Re: Request for feedback: Filesystem API from Rick Waldron on 2013-08-09 (public-script-coord@w3.org from July to September 2013)

From: Rick Waldron <waldron.rick@gmail.com>
Date: Fri, 9 Aug 2013 19:34:57 -0400
To: Jonas Sicking <jonas@sicking.cc>
Cc: "public-script-coord@w3.org" <public-script-coord@w3.org>
Message-ID: <CAHfnhfqNNKwaQJ7yg9b34Y1Tn_gG+48VSLG8-B9JZN-zR3D-pA@mail.gmail.com>
On Fri, Aug 9, 2013 at 7:22 PM, Jonas Sicking <jonas@sicking.cc> wrote:

> On Fri, Aug 9, 2013 at 4:02 PM, Rick Waldron <waldron.rick@gmail.com>
> wrote:
> > below...
> >
> >
> > On Fri, Aug 9, 2013 at 6:15 PM, Jonas Sicking <jonas@sicking.cc> wrote:
> >>
> >> On Fri, Aug 9, 2013 at 2:02 PM, Jonas Sicking <jonas@sicking.cc> wrote:
> >> > Over the past few months a few of us at mozilla, with input from a lot
> >> > of other people, has been iterating on a filesystem API. The goal of
> >> > this filesystem API is first and foremost to expose a sandboxed
> >> > filesystem to webpages. This filesystem would be origin-specific and
> >> > would not allow accessing the user's OS filesystem. This avoids a lot
> >> > of the security concerns around filesystem APIs.
> >> >
> >> > However it is expected that this API will eventually also be used for
> >> > accessing real filesystems eventually, but there are a lot of security
> >> > concerns that needs to be solved before we can create a real standard
> >> > for that. Hence that is not the topic of this email.
> >> >
> >> > API summary:
> >> >
> >> > The proposed API introduces two new abstractions: A Directory object
> >> > which allows manipulating files and directories within it, and a
> >> > FileHandle object which allows holding an exclusive lock on a file
> >> > while performing multiple read/write operations on it.
> >> >
> >> > The API intentionally reuses the already existing File abstraction as
> >> > defined by [1] as we didn't want to have two different primitives for
> >> > "a file". The File object has already been shipping in browsers for a
> >> > while, so it's not an API that we expect to be able to make backwards
> >> > incompatible changes to, which somewhat limits the design of the
> >> > proposed filesystem API.
> >> >
> >> > Only adding two new abstractions was very intentional.
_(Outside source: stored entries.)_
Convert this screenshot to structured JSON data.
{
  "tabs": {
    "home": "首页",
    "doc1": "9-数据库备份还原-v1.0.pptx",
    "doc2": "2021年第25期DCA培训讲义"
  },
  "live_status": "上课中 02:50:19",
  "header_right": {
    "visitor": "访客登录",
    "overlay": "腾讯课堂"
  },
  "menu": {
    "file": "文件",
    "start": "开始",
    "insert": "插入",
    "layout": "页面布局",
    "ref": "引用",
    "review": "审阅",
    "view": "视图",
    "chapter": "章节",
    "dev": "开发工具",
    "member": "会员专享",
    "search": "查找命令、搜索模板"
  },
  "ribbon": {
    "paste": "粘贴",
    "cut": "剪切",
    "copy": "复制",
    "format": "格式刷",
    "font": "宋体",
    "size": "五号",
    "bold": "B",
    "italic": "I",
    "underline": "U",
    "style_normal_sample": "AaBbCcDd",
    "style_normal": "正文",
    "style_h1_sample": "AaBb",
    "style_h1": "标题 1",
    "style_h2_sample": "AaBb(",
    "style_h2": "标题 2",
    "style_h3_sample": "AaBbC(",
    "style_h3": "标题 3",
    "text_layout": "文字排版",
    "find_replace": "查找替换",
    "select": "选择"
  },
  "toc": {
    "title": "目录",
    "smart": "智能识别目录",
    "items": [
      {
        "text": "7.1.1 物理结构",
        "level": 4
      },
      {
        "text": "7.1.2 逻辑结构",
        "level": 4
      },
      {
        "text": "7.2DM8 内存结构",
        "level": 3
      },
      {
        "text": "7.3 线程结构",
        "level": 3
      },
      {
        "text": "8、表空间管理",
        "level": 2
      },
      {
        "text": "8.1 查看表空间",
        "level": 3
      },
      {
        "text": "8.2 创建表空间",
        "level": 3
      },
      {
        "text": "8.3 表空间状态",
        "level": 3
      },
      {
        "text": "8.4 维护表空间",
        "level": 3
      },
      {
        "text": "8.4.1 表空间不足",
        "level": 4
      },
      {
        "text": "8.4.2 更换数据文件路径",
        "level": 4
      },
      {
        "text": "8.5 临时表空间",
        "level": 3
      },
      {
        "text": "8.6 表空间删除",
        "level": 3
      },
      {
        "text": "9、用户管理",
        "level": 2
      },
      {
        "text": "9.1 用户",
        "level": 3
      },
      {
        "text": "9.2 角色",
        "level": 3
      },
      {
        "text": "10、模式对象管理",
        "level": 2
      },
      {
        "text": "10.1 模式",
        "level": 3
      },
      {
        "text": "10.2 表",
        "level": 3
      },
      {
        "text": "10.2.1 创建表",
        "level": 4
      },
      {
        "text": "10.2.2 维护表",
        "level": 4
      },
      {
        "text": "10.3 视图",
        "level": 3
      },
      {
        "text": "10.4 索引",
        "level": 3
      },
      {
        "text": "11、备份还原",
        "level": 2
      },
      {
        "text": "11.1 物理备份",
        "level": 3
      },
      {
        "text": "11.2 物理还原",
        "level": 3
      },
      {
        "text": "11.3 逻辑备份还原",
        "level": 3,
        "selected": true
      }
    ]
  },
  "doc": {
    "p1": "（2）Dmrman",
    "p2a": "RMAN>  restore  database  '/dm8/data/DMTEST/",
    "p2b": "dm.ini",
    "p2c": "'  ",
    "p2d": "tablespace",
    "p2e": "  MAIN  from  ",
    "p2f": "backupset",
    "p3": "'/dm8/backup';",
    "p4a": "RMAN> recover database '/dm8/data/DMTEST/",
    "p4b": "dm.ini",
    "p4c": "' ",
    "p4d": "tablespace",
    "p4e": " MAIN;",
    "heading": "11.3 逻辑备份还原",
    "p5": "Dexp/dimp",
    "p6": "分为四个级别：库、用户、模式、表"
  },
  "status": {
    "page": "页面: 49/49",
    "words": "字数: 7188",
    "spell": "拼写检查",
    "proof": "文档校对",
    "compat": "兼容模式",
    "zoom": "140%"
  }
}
We wanted to
> >> > keep the API as small and simple as possible. So for example there is
> >> > no abstraction for "a filesystem". Instead we simply let the root
> >> > directory represent the filesystem.
> >> >
> >> > The API is entirely asynchronous since we don't expect implementations
> >> > to be able to keep the whole filesystem in memory, and we don't want
> >> > to force synchronous IO. But we've still tried to keep the API as
> >> > friendly as possible.
> >> >
> >> > Detailed API:
> >> >
> >> > Apologies for using WebIDL here. I know it's not very popular with a
> >> > lot of people on this list. And it's especially unfortunate in this
> >> > API since the use of WebIDL to describe the API results in a lot of
> >> > extra syntax in the description which doesn't actually affect the
> >> > javascript that developers would write.
> >> >
> >> > Unfortunately I don't know of any other formal way of describing the
> >> > API without spending tons of time typing up long descriptions of each
> >> > function.
> >> >
> >> > partial interface Navigator {
> >> >   // This is what provides access to the sandboxed filesystem root.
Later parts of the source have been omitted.